Les dernières générations apparaissent comme politisées, avec les marches pour le climat, pour les droits humains et contre les féminicides. Pourtant, les opposants au droit de vote à 16 ans restent nombreux.

“A 16 ans on est trop cons, et absolument pas responsables (pour la plupart)”, affirme Alexis, 17 ans. Les jeunes ne semblent pas croire en l’intelligence et la maturité de leur génération. C’est ce que nous avons constaté à travers des sondages que nous avons réalisés sur Instagram. Mêm si l’échantillon pris en compte est restreint, à la question, “êtes-vous pour ou contre le droit de vote à 16 ans ?”, environ 80 % des sondés répondaient par la négative.
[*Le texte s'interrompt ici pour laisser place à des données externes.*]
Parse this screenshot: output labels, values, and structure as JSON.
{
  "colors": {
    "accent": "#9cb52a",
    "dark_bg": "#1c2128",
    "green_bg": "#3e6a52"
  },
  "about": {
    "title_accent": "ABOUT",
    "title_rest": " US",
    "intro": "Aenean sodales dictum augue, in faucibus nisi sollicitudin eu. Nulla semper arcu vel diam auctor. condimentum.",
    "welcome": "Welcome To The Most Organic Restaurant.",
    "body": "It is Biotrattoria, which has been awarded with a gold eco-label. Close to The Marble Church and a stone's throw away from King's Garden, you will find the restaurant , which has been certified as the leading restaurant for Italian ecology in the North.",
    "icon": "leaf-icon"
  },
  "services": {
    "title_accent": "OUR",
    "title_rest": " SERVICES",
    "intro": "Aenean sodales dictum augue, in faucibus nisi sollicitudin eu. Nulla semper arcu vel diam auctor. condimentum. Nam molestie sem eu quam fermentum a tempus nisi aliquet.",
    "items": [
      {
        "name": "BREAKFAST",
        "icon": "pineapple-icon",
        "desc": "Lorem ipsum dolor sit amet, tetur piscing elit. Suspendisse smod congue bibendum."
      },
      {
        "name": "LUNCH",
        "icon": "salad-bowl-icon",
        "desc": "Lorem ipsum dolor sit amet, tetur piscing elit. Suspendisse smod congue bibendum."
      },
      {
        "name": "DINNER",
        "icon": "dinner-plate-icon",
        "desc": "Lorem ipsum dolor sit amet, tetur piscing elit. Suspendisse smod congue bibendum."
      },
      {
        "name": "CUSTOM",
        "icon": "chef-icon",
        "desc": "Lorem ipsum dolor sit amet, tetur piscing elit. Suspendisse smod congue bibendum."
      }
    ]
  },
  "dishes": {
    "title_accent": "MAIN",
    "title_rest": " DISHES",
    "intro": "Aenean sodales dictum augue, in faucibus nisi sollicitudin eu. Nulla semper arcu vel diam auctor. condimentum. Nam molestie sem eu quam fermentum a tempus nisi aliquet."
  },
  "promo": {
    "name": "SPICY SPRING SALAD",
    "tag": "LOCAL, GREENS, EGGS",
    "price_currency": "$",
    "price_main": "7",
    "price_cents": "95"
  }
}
Pourtant, l’avancée de deux ans du droit de vote a fait l’objet d’une proposition de loi enregistrée par l’Assemblée Nationale le 25 août 2020. Le texte est porté notamment par l’aile gauche de LREM (Cédric Villani, Matthieu Lorphellin, Paula Forza) et par la gauche (Clémentine Autain, Jean-Luc Mélenchon). Deux propositions sont ainsi rédigées : l’article 1 propose que soient reconnus comme électeurs les Françaises et Français âgés de seize ans. L’article 2 permettrait que l’inscription sur les listes électorales soit automatique à partir de la seizième année du citoyen français.
“Quand on a 16 ans”
Mathieu Devlaminck, président de l’Union National des Lycéens, affirme que le corps électoral et le système de représentativité colleraient davantage aux aspirations des jeunes si ceux-ci étaient impliqués directement dans le système démocratique actuel. “On n’a pas envie qu’ils [les élus] prennent des décisions à notre place. […] Les jeunes sont autonomes et souhaitent prendre leur avenir en main.” Pour lui, la jeunesse est légitime pour voter et demande à être prise en compte : “Quand la parole des jeunes n’est pas entendue, la colère monte.” Il va jusqu’à avancer que le droit de vote pourrait éviter les scènes de répression comme à Mantes-la-Jolie en 2018.
En 1974 déjà, le président de la République Valéry Giscard-d’Estaing abaissait, par la loi du 5 juillet, l’âge d’obtention du droit de vote à 18 ans au lieu de 21 ans à l’époque. “Les arguments “contre” dans les années 70 semblent similaires à ceux d’aujourd’hui”, remarque Clairanne Dufour, ancienne présidente d’Avenir Lycéen. La jeune femme de 19 ans rappelle que “quand on a 16 ans, on peut travailler, on peut être parents, on peut commencer à conduire : il y a plein de nouveaux droits pour les jeunes à cet âge précis.”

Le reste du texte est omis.